The Associated Press May 10, 2010, 10:26AM ET

Deadline for Oklahoma budget deal fast approaching

Oklahoma lawmakers have just three weeks left in the legislative session to craft a budget and either agree on new sources of revenue or make big cuts to state agencies.

Closed-door negotiations are heating up as Democratic Gov. Brad Henry and Republican leaders in the House and Senate work on a budget for the upcoming fiscal year with about $1.2 billion less than they had to spend last year.

Federal stimulus funds and money from the state's Rainy Day Fund will make up some of the loss, but lawmakers will still be about $600 million short for the fiscal year that begins July 1.

All three sides say they are looking at suspending or eliminating some tax breaks to help fill the budget hole, but Henry's proposals to repeal two such programs were derailed last week in the House.

A Senate budget panel agreed to eliminate an income tax credit for certain investments in small business ventures and another for investments in qualified small business capital companies. The changes would have saved the state $31 million.

But both proposals failed to clear a similar committee in the House because of worries they would jeopardize an ongoing deal to land a new business in southeast Oklahoma that would have created 50 high paying jobs.

House Appropriations Chairman Ken Miller, R-Edmond, said he expects the panel to reconsider the bill after it's changed to address those concerns.

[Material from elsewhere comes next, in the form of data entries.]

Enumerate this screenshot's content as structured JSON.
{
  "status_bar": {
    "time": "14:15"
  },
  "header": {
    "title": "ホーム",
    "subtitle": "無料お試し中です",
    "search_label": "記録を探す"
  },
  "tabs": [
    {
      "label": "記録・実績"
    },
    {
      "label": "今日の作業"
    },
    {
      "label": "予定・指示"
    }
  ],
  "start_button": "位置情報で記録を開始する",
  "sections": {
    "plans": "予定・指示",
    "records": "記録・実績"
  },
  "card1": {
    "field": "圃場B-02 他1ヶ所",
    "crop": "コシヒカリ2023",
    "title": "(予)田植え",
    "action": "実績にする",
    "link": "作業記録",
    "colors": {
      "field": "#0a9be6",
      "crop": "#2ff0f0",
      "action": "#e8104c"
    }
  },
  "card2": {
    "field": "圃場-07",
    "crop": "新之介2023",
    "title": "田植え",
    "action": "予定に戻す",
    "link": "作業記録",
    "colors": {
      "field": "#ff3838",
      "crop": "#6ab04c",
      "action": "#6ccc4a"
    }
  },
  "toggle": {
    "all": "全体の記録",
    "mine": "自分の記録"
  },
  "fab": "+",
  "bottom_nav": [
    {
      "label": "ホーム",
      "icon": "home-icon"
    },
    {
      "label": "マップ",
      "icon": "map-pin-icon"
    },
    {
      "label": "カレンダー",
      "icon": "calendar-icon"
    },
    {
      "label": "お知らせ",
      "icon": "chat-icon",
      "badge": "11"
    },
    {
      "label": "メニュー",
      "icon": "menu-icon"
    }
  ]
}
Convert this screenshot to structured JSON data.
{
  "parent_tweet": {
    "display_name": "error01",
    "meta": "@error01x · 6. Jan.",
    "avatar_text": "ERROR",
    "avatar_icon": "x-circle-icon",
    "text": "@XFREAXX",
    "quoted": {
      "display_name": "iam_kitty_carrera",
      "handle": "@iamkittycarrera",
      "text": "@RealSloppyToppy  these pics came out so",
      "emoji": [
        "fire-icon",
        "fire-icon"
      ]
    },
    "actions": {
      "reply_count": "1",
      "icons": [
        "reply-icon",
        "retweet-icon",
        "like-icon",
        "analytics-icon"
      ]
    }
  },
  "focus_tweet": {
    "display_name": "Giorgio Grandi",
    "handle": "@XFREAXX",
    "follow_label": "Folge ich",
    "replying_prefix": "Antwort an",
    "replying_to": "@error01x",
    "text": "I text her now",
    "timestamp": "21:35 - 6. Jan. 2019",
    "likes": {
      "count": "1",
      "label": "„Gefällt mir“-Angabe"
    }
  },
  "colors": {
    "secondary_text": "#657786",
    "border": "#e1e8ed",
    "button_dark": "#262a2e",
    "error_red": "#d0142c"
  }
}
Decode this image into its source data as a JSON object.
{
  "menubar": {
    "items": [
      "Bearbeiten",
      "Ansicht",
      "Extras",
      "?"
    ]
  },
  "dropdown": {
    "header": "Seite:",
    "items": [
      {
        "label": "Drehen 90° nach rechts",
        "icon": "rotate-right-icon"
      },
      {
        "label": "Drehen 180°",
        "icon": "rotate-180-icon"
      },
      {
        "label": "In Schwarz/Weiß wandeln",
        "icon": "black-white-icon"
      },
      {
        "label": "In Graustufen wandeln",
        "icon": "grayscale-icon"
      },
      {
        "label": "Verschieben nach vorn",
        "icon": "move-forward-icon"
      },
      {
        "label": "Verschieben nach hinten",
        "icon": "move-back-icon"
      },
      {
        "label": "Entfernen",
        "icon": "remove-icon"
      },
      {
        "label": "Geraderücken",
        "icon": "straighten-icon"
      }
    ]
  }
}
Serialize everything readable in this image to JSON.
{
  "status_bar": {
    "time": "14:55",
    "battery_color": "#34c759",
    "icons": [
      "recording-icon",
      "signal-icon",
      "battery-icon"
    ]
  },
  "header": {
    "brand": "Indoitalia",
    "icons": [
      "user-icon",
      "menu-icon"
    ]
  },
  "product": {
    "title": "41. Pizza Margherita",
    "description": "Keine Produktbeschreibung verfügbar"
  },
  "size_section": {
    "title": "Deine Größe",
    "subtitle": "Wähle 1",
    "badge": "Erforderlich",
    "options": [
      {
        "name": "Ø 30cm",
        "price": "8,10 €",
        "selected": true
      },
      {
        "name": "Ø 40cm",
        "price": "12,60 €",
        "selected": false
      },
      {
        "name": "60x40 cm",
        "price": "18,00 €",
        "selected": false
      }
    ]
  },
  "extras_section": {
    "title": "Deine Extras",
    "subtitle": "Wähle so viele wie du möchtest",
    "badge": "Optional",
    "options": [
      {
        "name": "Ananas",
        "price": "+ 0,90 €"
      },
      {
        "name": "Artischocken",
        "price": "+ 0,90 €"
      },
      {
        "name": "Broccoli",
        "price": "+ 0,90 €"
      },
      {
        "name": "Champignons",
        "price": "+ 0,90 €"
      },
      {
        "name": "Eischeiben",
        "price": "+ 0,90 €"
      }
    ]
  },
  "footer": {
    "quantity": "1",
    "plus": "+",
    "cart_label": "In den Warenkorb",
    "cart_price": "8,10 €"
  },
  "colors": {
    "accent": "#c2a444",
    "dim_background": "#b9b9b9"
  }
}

But the resistance to rolling back those two programs could foreshadow the challenge state leaders will face in eliminating expensive tax incentives important to powerful lobbyists.

Senate President Pro Tem Glenn Coffee said the inevitable opposition to cutting or suspending tax breaks is part of the reason the budget is crafted in confidential meetings.

"If you do that in an open forum, every idea that would be proposed, you'd have people ready to pounce to try and pull enough members so it couldn't even be discussed," said Coffee, R-Oklahoma City. "How much revenue can we agree on, what are those sources, and which ones can we pass -- once we get an agreement on that, all of that will be public and will be thoroughly vetted."

Meanwhile, the Senate last week upheld Henry's veto of a bill that would have exempted Oklahoma-made firearms from federal oversight. State Sen. Randy Brogdon, R-Owasso, vowed to try again to override the veto.

The Senate also approved a measure to send to a public vote a proposed constitutional amendment designed to prevent the requirements of the new federal health care law from taking effect in Oklahoma. That bill is scheduled for a hearing in the House.

The resolution does not require the governor's signature to be placed on the November ballot.

One issue that does not appear to be on most lawmakers' agenda for this session is immigration.

Some conservative House members suggested they might bring up a bill similar to Arizona's new law directing police to question people about their immigration status if there is reason to suspect they are illegal.

But House Speaker Chris Benge, R-Tulsa, said last week he does not expect that proposal to be considered this year.